Class HintAddUnderrepr

  • All Implemented Interfaces:
    Hint

    public final class HintAddUnderrepr
    extends HintAddPairs
    Hint to add pairs to subsets that are underrepresented in training dataset.
    • Method Detail

      • create

        public static HintAddUnderrepr create​(FeatureQuery fq,
                                              SubsetFamily trainSubsets,
                                              double nStdDevBelowMean,
                                              int minNPairs)
        Creates a hint object with all underrepresented subsets, selecting them from subsets in training dataset. Subset is underrepresented if the number of pairs for that subset in training dataset is:
        1. < minNPairs OR
        2. < (mean number of pairs) - nStdDevBelowMean * (standard deviation of number of pairs), if standard deviation is small enough
        3. < a number that approaches the mean if standard deviation is very large
        Assumes a trained model was saved (uses feature scores).
        Parameters:
        trainSubsets - - all subsets in training dataset.

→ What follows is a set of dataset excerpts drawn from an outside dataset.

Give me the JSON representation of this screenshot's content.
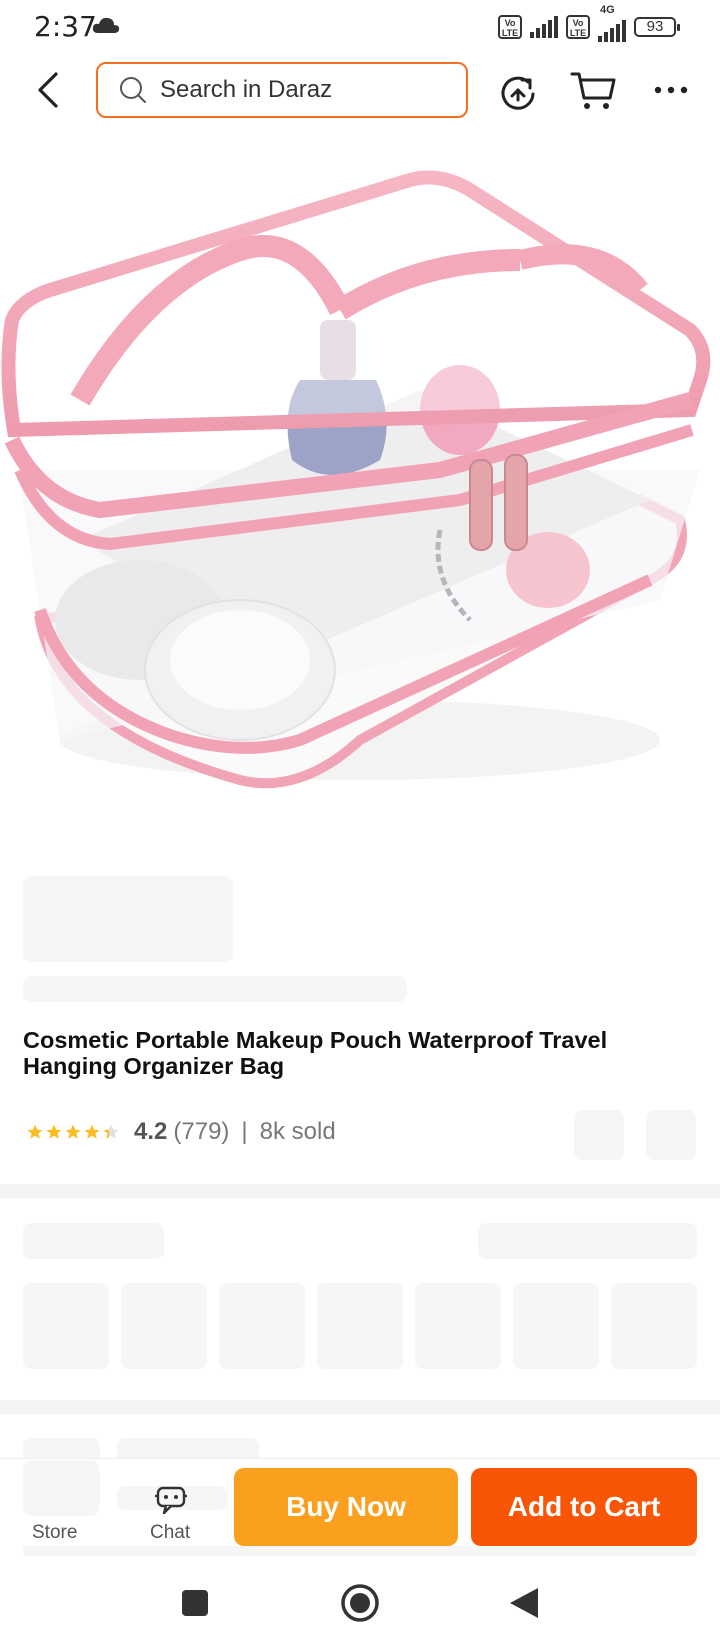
{
  "status_bar": {
    "time": "2:37",
    "network": "4G",
    "battery": "93",
    "volte_label": "Vo LTE"
  },
  "header": {
    "search_placeholder": "Search in Daraz"
  },
  "product": {
    "title": "Cosmetic Portable Makeup Pouch Waterproof Travel Hanging Organizer Bag",
    "rating": "4.2",
    "review_count": "(779)",
    "separator": "|",
    "sold": "8k sold",
    "stars_filled": 4.2
  },
  "bottom_bar": {
    "store_label": "Store",
    "chat_label": "Chat",
    "buy_now_label": "Buy Now",
    "add_to_cart_label": "Add to Cart"
  },
  "colors": {
    "accent": "#f36f21",
    "buy_now": "#fba01e",
    "add_to_cart": "#f85606",
    "star": "#fbbd24"
  },
  "icons": [
    "back-arrow-icon",
    "search-icon",
    "share-icon",
    "cart-icon",
    "more-icon",
    "store-icon",
    "chat-icon"
  ]
}
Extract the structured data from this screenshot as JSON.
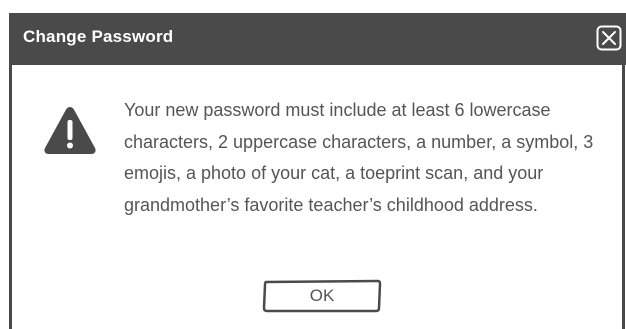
{
  "dialog": {
    "title": "Change Password",
    "message": "Your new password must include at least 6 lowercase characters, 2 uppercase characters, a number, a symbol, 3 emojis, a photo of your cat, a toeprint scan, and your grandmother’s favorite teacher’s childhood address.",
    "ok_label": "OK"
  },
  "icons": {
    "close": "close-icon",
    "warning": "warning-icon"
  },
  "colors": {
    "titlebar": "#4a4a4a",
    "title_text": "#ffffff",
    "body_text": "#555555",
    "background": "#ffffff"
  }
}
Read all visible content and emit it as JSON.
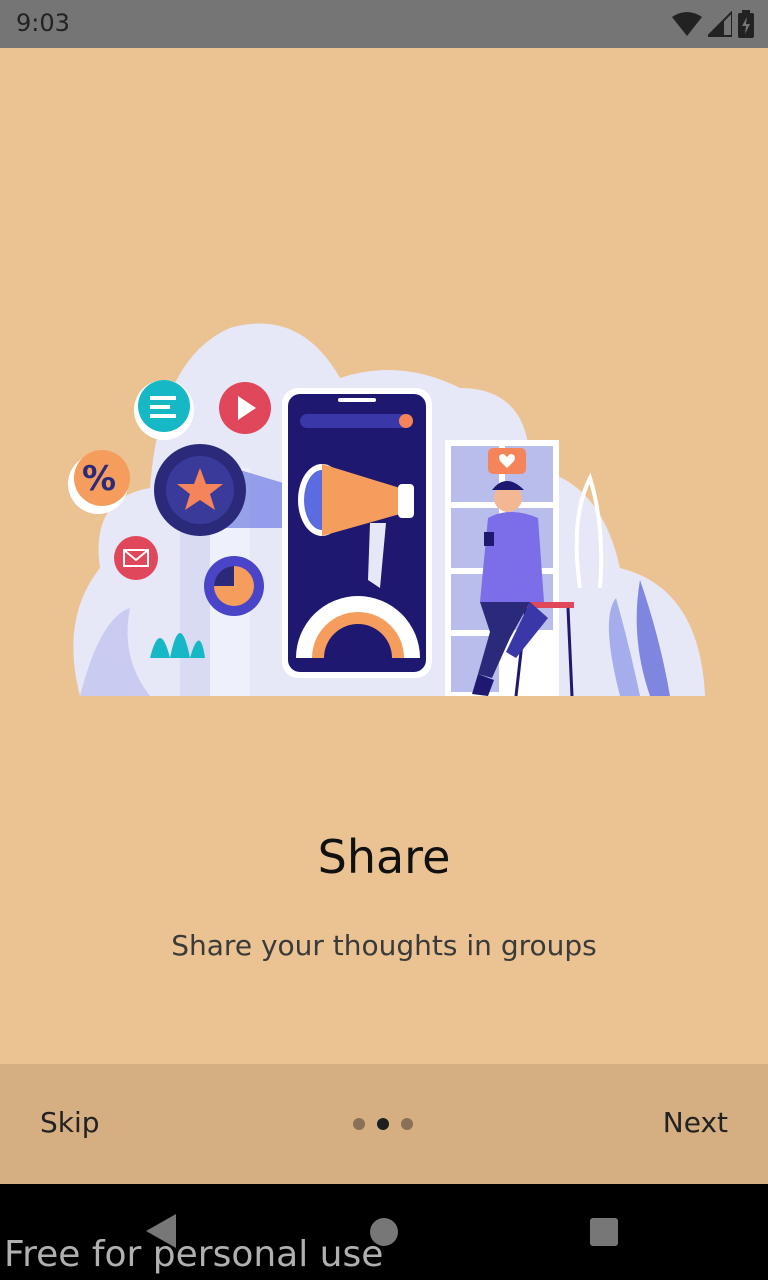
{
  "status_bar": {
    "time": "9:03"
  },
  "onboarding": {
    "title": "Share",
    "subtitle": "Share your thoughts in groups"
  },
  "pager": {
    "total": 3,
    "active_index": 1
  },
  "footer": {
    "skip_label": "Skip",
    "next_label": "Next"
  },
  "watermark": "Free for personal use",
  "colors": {
    "background": "#EBC393",
    "footer": "#D5AE82",
    "status": "#757575",
    "nav": "#000000"
  }
}
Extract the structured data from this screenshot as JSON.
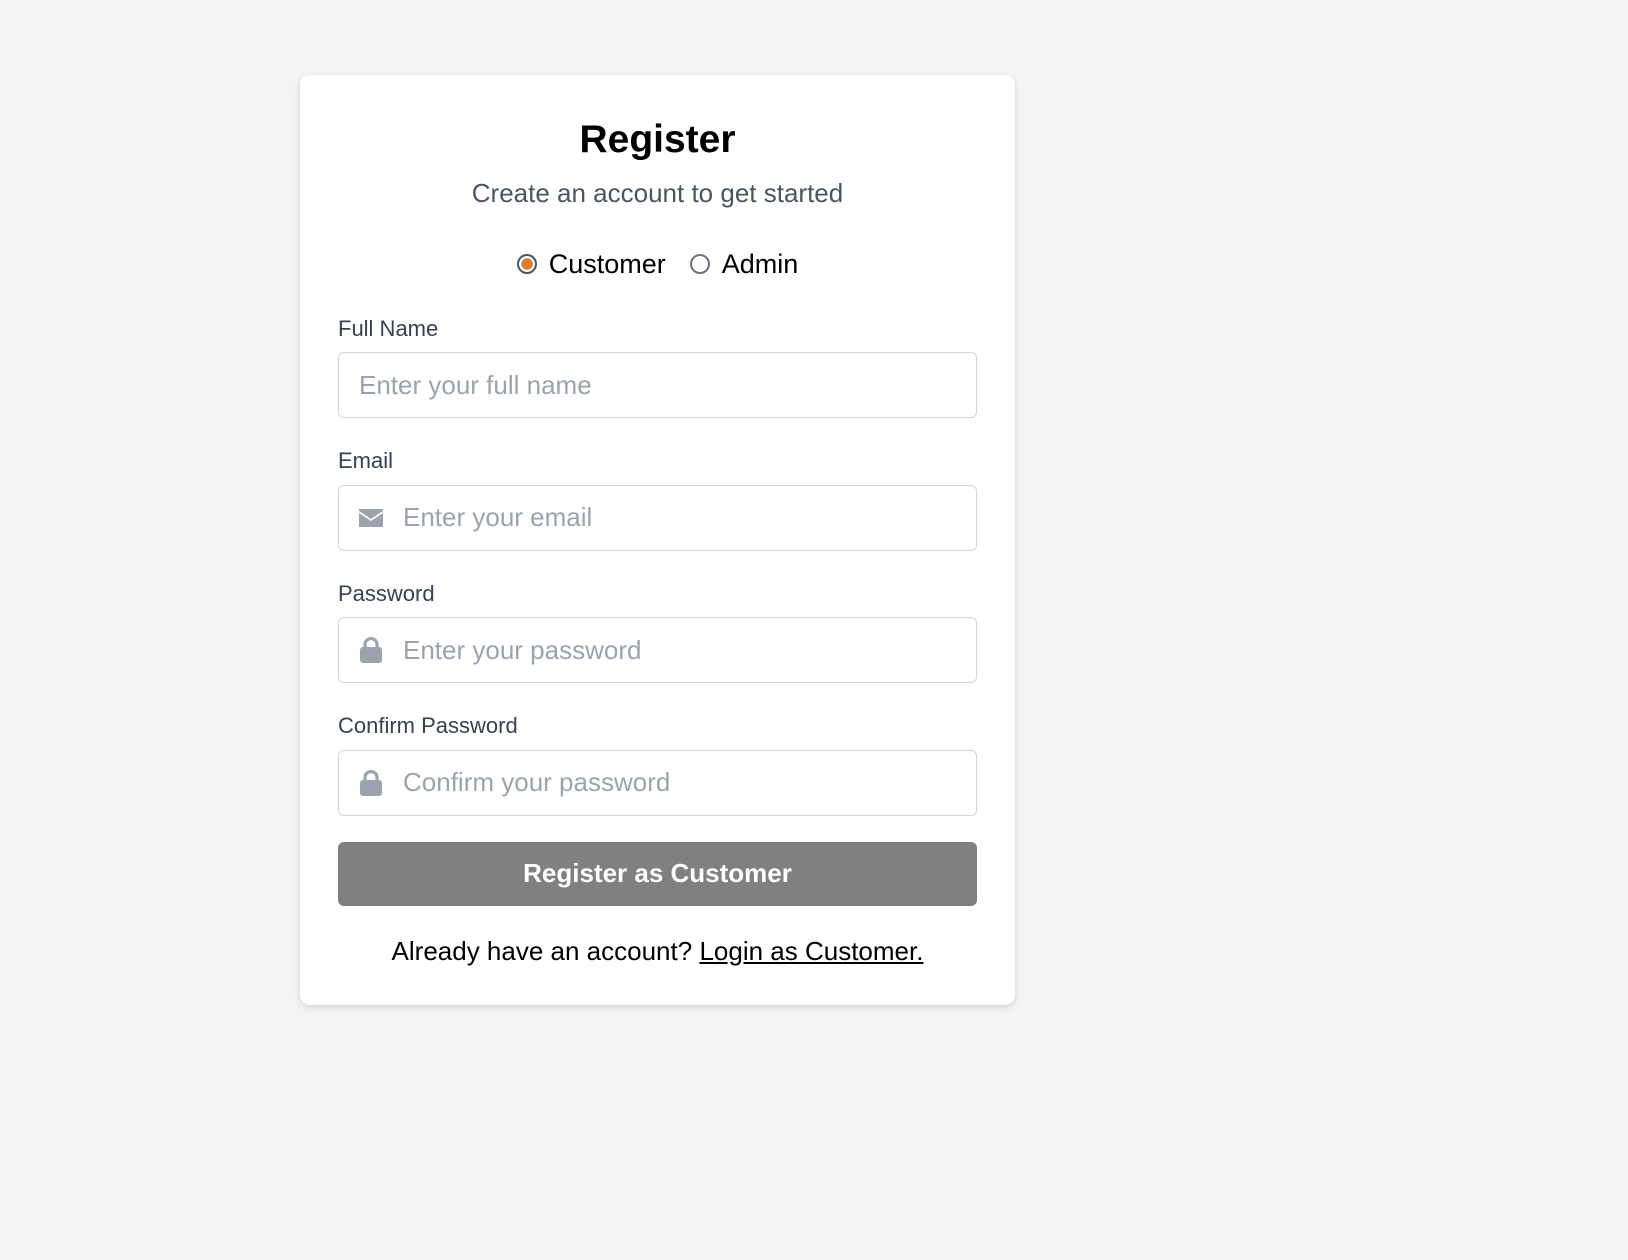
{
  "header": {
    "title": "Register",
    "subtitle": "Create an account to get started"
  },
  "roles": {
    "options": [
      {
        "label": "Customer",
        "checked": true
      },
      {
        "label": "Admin",
        "checked": false
      }
    ],
    "selected_color": "#e07b2e"
  },
  "form": {
    "full_name": {
      "label": "Full Name",
      "placeholder": "Enter your full name",
      "value": ""
    },
    "email": {
      "label": "Email",
      "placeholder": "Enter your email",
      "value": "",
      "icon": "envelope-icon"
    },
    "password": {
      "label": "Password",
      "placeholder": "Enter your password",
      "value": "",
      "icon": "lock-icon"
    },
    "confirm_password": {
      "label": "Confirm Password",
      "placeholder": "Confirm your password",
      "value": "",
      "icon": "lock-icon"
    },
    "submit_label": "Register as Customer",
    "submit_color": "#808080"
  },
  "footer": {
    "prompt": "Already have an account?",
    "link_label": "Login as Customer."
  }
}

No need to search validation dataset - it is already analyzed for untrained subsets
        nStdDevBelowMean - - the limit (expressed in standard deviations below mean)
        minNPairs - - minimum number of pairs required in training dataset for any subset.
        Returns:
        the new hint object. Returns null if no underrepresented subsets can be found (or model was never trained).
        Throws:
        java.lang.IllegalArgumentException - if any of the parameters are negative.